May 21, 2016 by smumcounty
Nathaniel Greene Pendleton was born on August 9th, 1895 in Davenport Iowa but his family soon after moved to New York where Nat was enrolled at the Brooklyn Poly Prep High School. At six feet tall, he quickly demonstrated his physical prowess there by becoming a star of their wrestling team. Wrestling would become a big part of Nat’s early life. After high school he attended Columbia University where he served as the captain of the wrestling team in 1915 and graduated having never lost a match. In between bouts, Nat managed to earn a degree in economics.
After college, Nat competed in the Amateur Athletic Union and was twice crowned AAU wrestling champion before heading to the Olympics in Antwerp, Belgium in 1920. There he competed in both the freestyle and Greco-Roman wrestling events. He came away from the games having earned a silver medal in the heavyweight freestyle division, losing only a single match.
Nat turned pro after the Olympic games in the period in which wrestling was transitioning from an athletic contest to a show business spectacle. At the time, matches were either billed as “shoots”, meaning they were legitimate competitions, or “worked” bouts meaning they were performances.

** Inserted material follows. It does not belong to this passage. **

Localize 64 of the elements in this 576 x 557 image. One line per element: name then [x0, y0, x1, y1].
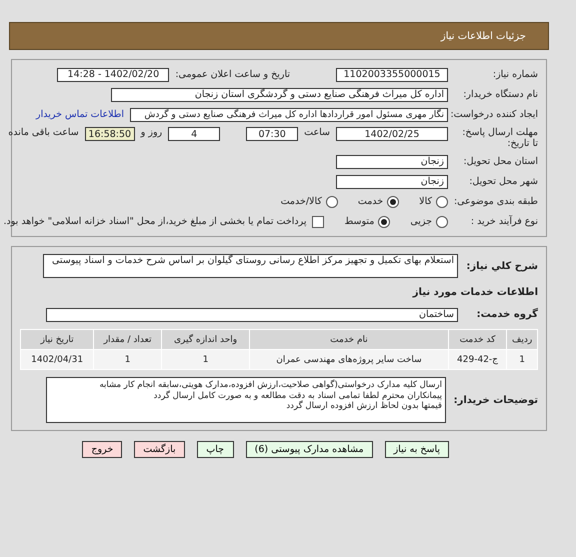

Nat only competed in shoots and he was on his way to the top, winning bout after bout, but still could not arrange matches with the top wrestlers at the time like former boxer Jack Dempsey or Al “Strangler” Lewis. Major bouts in wrestling were controlled by a trust of promoters who controlled the top talent and Nat’s promoter, Jack Curley, could not break in. Curley tried to goad the trust into a match with Nat by boasting that his man Pendleton could throw anyone, including Strangler Lewis. The trust responded by arranging a bout between Pendleton and John Pesek, a brute who was known as the trust’s enforcer and also known for at times playing dirty. At the end of the match, Nat had been bested and injured and thus ended his wrestling career.
For a tall, good-looking fella like Nat, acting was the next logical step in his career. His acting debut came in 1924 with a role in the silent “The Hoosier Schoolmaster”. Other small roles followed in the 20’s along with some work in Broadway plays such as “Naughty Cinderella” in 1925, “The Grey Fox” in 1928, and “His Girl Friday” in 1929 (no relation to the film with Cary Grant and Rosalind Russell). But his acting career really took off in the 30’s when he began appearing in multiple films a year. In 1933 alone, he appeared in Capra’s “Lady for a Day”, pre-code classic “Baby Face” starring Barbara Stanwyck, and Mae West vehicle “I’m No Lady” and those are just three of the more memorable twelve films he appeared in that year.
In his roles, Nat often played cops, gangsters, and athletes, anyone with considerable brawn but few brains. Nat’s specialty was the good-natured goon. Other notable films from this period include two of the thin man films starring William Powell and Myrna Loy as sleuths Nick and Nora Charles, “The Thin Man” (1934) and “Another Thin Man” (1939), in which Nat played Lieutenant John Guild. In 1932, he appeared in “Deception” with Thelma Todd, a film for which he co-wrote the screenplay. He played a large part as a goofy gangster in “Sing and Like It” (1934) starring ZaSu Pitts. That same year he appeared with Jean Harlow in “Girl from Missouri” (1934) and “Manhattan Melodrama” (1934) starring William Powell, Myrna Loy, and Clark Gable. In 1936, Nat played real life strongman Eugen Sandow in “The Great Ziegfeld”, a biopic about Flo Ziegfeld with William Powell appearing as the famous Ziegfeld Follies originator.
Nat was also fortunate enough to play a recurring character in the popular Dr. Kildare film series starring Lew Ayres which ran from 1938 to 1942. Nat appeared as ambulance driver Joe Wayman who would often backup Kildare with his trusty wrench which he referred to as his “little convincer”. Even after Lew Ayres left the series in 1942, Nat continued appearing in the Dr. Gillespie spinoff series starring Lionel Barrymore. Other notable films from the 40’s include “Buck Privates” (1941) starring Abbott and Costello and featuring the Andrews Sisters and the sequel “Buck Privates Come Home” (1947) which was Nat’s final film appearance.
Nat generally retired after that only making some small appearances on television. Nat died on October 12th, 1967 in San Diego, California from a heart attack. He was 72 years old.